The solution was to place some precious metal near this tunnel, to distract the evil spirits. So it was that the first earrings to be used about 5000 BC were employed not as decorations, but as life saving lucky charms.
But earrings and studs progressively took on an aesthetic dimension. In the England of Queen Elizabeth I, male earrings were the in thing. Even William Shakespeare himself wore a gold earring in his left ear. Walter Raleigh (1552–1618), a famous poet, soldier and explorer wore a large pearl in his.
The irony and futility of associating male ear studs with moral collapse is not lost upon students of literature and history. The Elizabethan era is infamous for its inward looking moral standards.
It was the era of morals and values, so to speak. The moral probity of the time transcended the demise of Queen Elizabeth I (1558 – 1608) to the extent that 19th century writers like Charles Dickens and Thomas Hardy were still encumbered with Elizabethan (and later Victorian) moral probity. How so laughable it might seem to Shakespeare and Dickens to associate a male ear stud with sexual perversion!
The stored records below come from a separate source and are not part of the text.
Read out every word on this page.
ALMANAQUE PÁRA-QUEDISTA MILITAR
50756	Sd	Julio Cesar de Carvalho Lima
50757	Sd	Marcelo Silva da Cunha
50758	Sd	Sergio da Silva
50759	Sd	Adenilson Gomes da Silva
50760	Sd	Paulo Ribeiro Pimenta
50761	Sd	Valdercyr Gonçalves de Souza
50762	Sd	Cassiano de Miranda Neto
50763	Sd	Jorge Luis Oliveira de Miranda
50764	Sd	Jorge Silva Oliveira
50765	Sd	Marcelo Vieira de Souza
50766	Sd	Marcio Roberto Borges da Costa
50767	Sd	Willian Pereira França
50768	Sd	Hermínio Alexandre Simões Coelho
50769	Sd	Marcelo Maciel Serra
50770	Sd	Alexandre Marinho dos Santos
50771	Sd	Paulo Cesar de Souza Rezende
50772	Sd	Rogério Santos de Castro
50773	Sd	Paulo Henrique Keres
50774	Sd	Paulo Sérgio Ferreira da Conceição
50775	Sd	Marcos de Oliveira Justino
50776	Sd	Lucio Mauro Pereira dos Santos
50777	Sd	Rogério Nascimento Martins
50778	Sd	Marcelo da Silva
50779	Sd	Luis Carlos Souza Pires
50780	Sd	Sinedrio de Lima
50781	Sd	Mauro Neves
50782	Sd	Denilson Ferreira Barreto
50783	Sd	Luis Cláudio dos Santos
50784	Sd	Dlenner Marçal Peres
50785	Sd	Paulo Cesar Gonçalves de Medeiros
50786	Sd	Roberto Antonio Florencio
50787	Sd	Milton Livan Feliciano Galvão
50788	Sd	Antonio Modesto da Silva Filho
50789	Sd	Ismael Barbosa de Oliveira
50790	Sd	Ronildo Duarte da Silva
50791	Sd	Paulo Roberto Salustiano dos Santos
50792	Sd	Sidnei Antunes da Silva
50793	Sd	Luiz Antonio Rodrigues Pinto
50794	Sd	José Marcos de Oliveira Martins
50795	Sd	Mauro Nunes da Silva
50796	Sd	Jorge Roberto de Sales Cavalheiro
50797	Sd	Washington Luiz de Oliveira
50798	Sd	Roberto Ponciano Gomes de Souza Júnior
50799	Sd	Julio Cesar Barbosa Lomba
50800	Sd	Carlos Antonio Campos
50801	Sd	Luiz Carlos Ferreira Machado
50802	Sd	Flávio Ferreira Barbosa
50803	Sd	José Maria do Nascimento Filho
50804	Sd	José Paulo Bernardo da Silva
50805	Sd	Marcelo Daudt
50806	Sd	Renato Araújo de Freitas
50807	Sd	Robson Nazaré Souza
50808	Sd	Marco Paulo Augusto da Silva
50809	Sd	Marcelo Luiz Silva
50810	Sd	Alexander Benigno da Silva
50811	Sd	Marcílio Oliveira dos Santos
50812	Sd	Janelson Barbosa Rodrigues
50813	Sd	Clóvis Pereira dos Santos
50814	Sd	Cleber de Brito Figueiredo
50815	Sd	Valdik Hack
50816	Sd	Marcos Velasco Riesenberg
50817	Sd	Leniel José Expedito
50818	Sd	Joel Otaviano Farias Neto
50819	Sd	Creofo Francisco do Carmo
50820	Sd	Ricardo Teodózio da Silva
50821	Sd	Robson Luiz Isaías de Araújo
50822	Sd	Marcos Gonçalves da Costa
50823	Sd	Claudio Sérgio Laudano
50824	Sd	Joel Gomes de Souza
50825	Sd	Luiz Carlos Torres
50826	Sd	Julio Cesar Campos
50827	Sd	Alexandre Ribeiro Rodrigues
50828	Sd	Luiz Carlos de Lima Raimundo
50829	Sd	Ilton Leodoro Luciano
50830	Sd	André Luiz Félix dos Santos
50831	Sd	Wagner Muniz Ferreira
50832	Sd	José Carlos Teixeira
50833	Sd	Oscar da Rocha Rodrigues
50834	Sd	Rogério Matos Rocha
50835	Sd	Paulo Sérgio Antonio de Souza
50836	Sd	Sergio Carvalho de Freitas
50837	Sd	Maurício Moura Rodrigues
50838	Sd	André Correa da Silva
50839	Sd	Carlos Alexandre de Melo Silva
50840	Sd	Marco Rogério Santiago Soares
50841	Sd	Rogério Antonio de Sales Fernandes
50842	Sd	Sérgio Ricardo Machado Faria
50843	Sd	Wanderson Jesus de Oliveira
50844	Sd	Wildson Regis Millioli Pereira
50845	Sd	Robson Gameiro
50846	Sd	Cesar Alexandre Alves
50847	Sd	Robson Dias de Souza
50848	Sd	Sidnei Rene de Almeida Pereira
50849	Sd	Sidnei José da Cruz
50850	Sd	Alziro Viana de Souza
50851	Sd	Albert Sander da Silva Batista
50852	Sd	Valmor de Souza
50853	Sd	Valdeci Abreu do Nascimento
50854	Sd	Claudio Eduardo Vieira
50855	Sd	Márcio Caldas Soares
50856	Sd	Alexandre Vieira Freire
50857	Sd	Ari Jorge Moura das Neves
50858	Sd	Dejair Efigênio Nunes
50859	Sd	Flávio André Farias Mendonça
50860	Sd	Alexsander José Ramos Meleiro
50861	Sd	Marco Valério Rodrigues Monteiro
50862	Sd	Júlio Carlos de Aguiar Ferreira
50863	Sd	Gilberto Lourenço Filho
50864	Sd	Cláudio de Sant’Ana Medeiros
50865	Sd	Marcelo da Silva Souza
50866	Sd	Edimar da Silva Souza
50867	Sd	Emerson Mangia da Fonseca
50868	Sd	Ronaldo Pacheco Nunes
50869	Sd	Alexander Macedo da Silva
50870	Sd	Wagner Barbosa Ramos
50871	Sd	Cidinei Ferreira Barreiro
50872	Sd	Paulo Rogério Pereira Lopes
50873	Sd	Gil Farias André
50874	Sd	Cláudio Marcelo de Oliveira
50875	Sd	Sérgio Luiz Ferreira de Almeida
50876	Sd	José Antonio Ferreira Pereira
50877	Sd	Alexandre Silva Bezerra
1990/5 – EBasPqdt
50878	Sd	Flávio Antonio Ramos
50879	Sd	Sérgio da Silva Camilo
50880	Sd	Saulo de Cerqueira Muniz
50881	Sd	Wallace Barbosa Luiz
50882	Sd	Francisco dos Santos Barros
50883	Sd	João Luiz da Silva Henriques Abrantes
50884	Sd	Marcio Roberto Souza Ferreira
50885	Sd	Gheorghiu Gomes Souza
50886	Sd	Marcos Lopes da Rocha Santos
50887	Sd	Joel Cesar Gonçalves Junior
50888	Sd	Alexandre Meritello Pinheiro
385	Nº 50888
In the pastoralist communities of Kenya’s Rift Valley, male ear decorations are the rule rather than the exception. The Maasai and the Kalenjin, who are probably descended of the ancient Egyptians, still adorn their ears with all manner of beautifiers as the ancients did. William Ruto’s late father had pierced ears. He wore the Kalenjin lemeriat. You could say more about the male anatomy and its adornment. You could especially go on and on about the auditory apparatus. One thing is clear; the men who have spotted ear studs for well over 7,000 years have not needed special prayers, except the changeling infants, the ogbanje as they are known in Chinua Achebe’s famous novels.
When Kenya’s Members of Parliament meet to discuss the Chief Justice nominee and his deputy in Parliament on Thursday next week, these issues will come up. But they only do so as diversionary affairs. It was always thought that Kenya would appoint spineless judicial officials who can be bought. It turns out that we are about to appoint two people whom nobody can buy, no matter what the offer might be. And so MPs want to hide elephants of impunity behind the mice of ears studs. It was Ghanaian novelist Aye Kwei Armah who famously said the beautiful ones are not yet born. Well, they have begun arriving and there will be no stopping them. For those who have cause to feel guilty, the time to own up and style up has come. Congratulations are in order to Dr Willy Mutunga, Nancy Baraza and certainly to President Kibaki and Premier Raila Odinga. Over to you in Parliament, we are watching you.